After several months without any locally acquired coronavirus case, South Australia on Monday recorded a significant spike in new infections, breaking the country’s successful streak of community containment.
The state of around 1.7 million people recorded 14 new COVID-19 infections on Monday, up from just three the day before.
The cluster is thought to have spread from a hotel quarantine worker who passed the virus on to family members in the state’s capital Adelaide, according to health officials.
“It is a very dangerous situation that we’re in here in South Australia at the moment, and it’s really going to require the cooperation of every single citizen for us to get on top of this,’’ state premier Steven Marshall told local radio 5AA on Monday.

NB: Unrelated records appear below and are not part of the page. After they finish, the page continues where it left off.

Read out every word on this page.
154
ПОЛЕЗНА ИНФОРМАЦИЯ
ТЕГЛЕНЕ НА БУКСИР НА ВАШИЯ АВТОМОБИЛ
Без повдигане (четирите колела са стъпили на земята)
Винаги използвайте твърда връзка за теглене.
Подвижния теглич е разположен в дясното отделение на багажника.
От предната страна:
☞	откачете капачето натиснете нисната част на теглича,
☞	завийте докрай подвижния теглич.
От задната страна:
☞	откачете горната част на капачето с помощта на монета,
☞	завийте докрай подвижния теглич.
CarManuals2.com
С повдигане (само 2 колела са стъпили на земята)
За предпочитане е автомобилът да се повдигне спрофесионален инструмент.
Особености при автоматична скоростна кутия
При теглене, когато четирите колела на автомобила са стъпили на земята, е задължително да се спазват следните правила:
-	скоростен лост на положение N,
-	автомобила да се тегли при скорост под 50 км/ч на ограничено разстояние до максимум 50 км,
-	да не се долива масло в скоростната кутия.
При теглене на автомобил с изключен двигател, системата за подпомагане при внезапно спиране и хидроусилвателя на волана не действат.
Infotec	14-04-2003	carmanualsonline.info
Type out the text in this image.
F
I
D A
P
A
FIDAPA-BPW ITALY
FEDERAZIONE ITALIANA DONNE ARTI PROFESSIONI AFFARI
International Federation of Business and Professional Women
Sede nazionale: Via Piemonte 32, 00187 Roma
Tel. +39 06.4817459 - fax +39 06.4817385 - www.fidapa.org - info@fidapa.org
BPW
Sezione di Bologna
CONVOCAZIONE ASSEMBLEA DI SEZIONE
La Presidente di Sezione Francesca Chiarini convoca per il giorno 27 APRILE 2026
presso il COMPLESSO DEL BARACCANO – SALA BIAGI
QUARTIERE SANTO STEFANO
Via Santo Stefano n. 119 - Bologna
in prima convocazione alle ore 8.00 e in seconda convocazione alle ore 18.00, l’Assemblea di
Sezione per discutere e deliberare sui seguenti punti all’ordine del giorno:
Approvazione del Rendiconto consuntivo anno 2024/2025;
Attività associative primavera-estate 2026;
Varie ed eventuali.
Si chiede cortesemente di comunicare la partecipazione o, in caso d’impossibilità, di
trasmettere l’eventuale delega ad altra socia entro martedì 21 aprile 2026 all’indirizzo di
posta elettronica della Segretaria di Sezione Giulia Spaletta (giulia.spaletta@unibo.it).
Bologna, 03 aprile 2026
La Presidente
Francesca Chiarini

In response, all of Australia’s other states and the Northern Territory, apart from the most populous state of New South Wales and the Australian Capital Territory, home to Canberra – have re-introduced travel restrictions on South Australia, declaring it a coronavirus hotspot.
Local media reported passengers arriving from South Australia being in tears when told they would have to go into a 14-day quarantine when touching down in Western Australia Monday morning.
Last week, Australia recorded three consecutive days of zero new locally acquired infections across the country, at a time when cases soared across Europe and the United States.
The nation of around 25 million people has recorded just over 27,700 coronavirus cases since the start of the pandemic, significantly fewer per capita than most developed countries.
The country has taken a lockdown approach, alongside rigorous testing and tracing to contain the virus.